I cannot say I was familiar with the work of Julius Eastman before I watched Joy Boy, a 60-minute art piece created by (who else?!?) a Belgian-Congolese troupe. Despite the number of involved people, the collective made up of Mawena Yehouessi, Fallon Mayanja, Rob Jacobs, Victoire Karera Kampire, Paul Shemisi and Anne Reijniers have nonetheless produced a film that left me feeling as if I knew Eastman—and their relationship to him—intimately; a strong gay black man with fire in his stomach. Which is not something one can often say about a lot of biographic documentaries about such artists. Docs that too often reel off life event after life event without getting to the crux of their subject.

Although, really, to even call this a “documentary” is probably not quite accurate. Joy Boy: A Tribute to Julius Eastman isn’t so much a film about Julian Eastman, but instead maybe something closer to a non-fiction invocation of his spirit. It’s one of those films that gives the air of stumbling into some Lower East Side avant-garde theatre on a late night whim. The smell of cigarettes (nicotine or marijuana, you decide) in the air, leaving you maybe a little dazed, unsure of exactly what you just saw but feeling no less affected by... something. It’s a potent vibe that not a lot of movies are able to conjure. It pulsates with transgressive queer power of Marlon Riggs’ controversial film work like Tongues Untied and Black Is… Black Ain’t. Or perhaps even the vivid experimentations of Derek Jarman. Coincidentally, two artists and filmmakers whose work flourished from within a queer scene that was far more open to such bold expressions and far more dangerous.
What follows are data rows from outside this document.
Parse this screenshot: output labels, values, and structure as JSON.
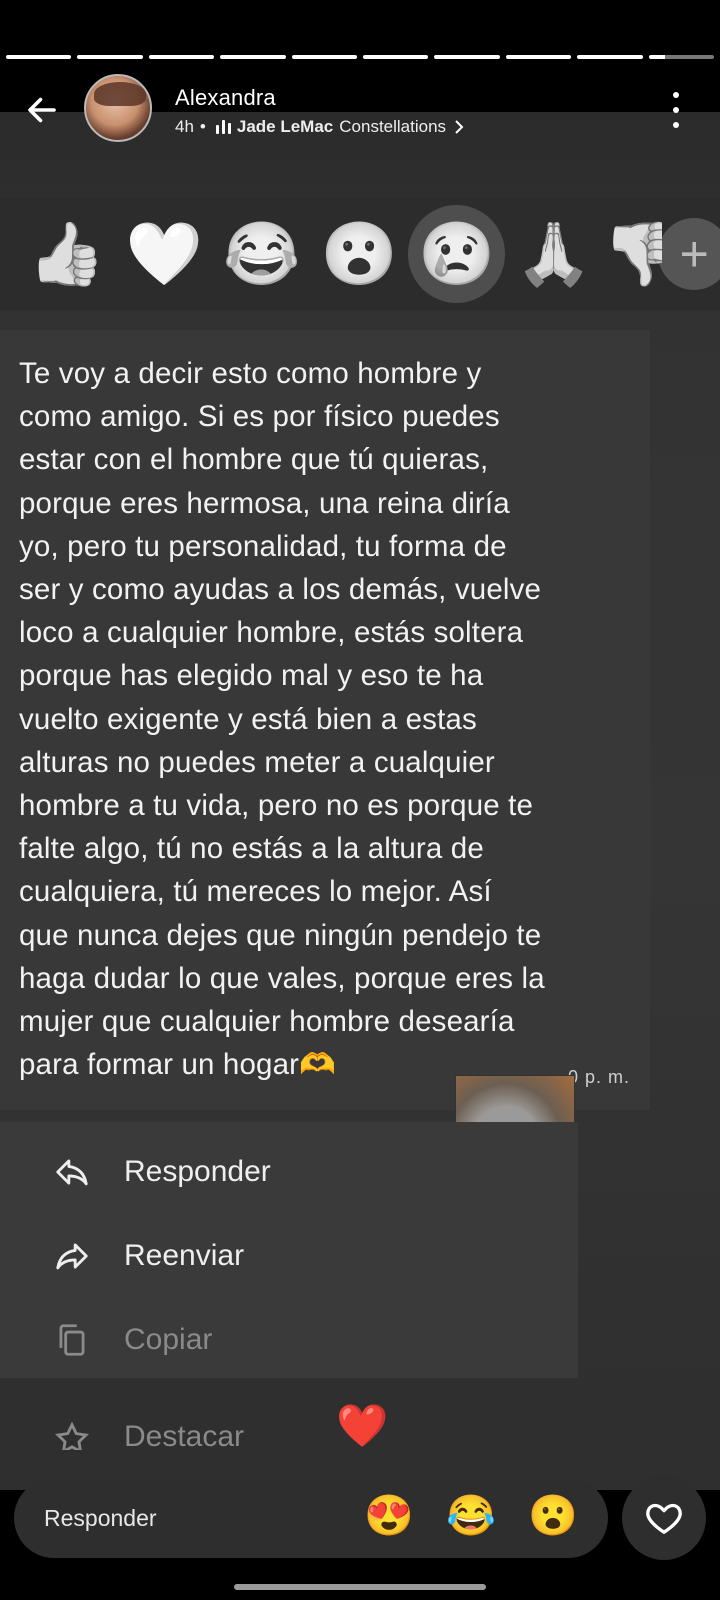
{
  "story": {
    "segments_total": 10,
    "segments_completed": 9
  },
  "header": {
    "user_name": "Alexandra",
    "time_ago": "4h",
    "separator": "•",
    "music_artist": "Jade LeMac",
    "music_track": "Constellations"
  },
  "reactions": {
    "items": [
      "👍",
      "🤍",
      "😂",
      "😮",
      "😢",
      "🙏",
      "👎"
    ],
    "selected_index": 4,
    "more_label": "+"
  },
  "message": {
    "text_lines": [
      "Te voy a decir esto como hombre y",
      "como amigo. Si es por físico puedes",
      "estar con el hombre que tú quieras,",
      "porque eres hermosa, una reina diría",
      "yo, pero tu personalidad, tu forma de",
      "ser y como ayudas a los demás, vuelve",
      "loco a cualquier hombre, estás soltera",
      "porque has elegido mal y eso te ha",
      "vuelto exigente y está bien a estas",
      "alturas no puedes meter a cualquier",
      "hombre a tu vida, pero no es porque te",
      "falte algo, tú no estás a la altura de",
      "cualquiera, tú mereces lo mejor. Así",
      "que nunca dejes que ningún pendejo te",
      "haga dudar lo que vales, porque eres la",
      "mujer que cualquier hombre desearía",
      "para formar un hogar🫶"
    ],
    "time": "0 p. m."
  },
  "menu": {
    "reply": "Responder",
    "forward": "Reenviar",
    "copy": "Copiar",
    "highlight": "Destacar"
  },
  "reply_bar": {
    "placeholder": "Responder",
    "quick_reactions": [
      "😍",
      "😂",
      "😮"
    ]
  },
  "floating_reaction": "❤️",
  "colors": {
    "background": "#000000",
    "story_bg": "#353535",
    "accent_heart": "#e0202a"
  }
}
What appear to be organisms under a microscope.

Joy Boy takes Eastman’s affection for pop and jazz and the avant-garde and fuses them across four idiosyncratic set-pieces of dance, music, theatre and visual art, punctuated by his own words. A kaleidoscopic musical sequence at its start plays like the jitterbug scene from David Lynch’s Mulholland Drive on acid. All overlapping bodily shapes and colours over Eastman’s soaring, energetic piano. A DIY 1990s rave video under blacklight. Another appears to look at organisms under the microscope to a choral soundscape. The third, a feat of public choreography on the streets of Kinshasa, bold fluorescent coloured costumes against black skin as four dancers are observed and ignored in equal measure. The fourth was only one I couldn’t quite engage with as thoroughly, my brain wandering away from its perhaps more obtuse staging. A minor quibble.

Visually rich and suffused with meaning, the team behind Joy Boy have made something as singular and evocative as Eastman. It won’t be for everyone, though. Even at just an hour in length, its pace is more akin perhaps to a museum installation than a traditional feature-length film (a little search suggests it is both). But it is a film that rewards patience and bravery. I found it exciting. Captivating through images and sounds, at times like nothing I had ever quite seen before. It transcends the usual boundaries of documentary and artist biography to become something thrillingly vital. And nearly five decades after his death, perhaps an essential part of his legacy.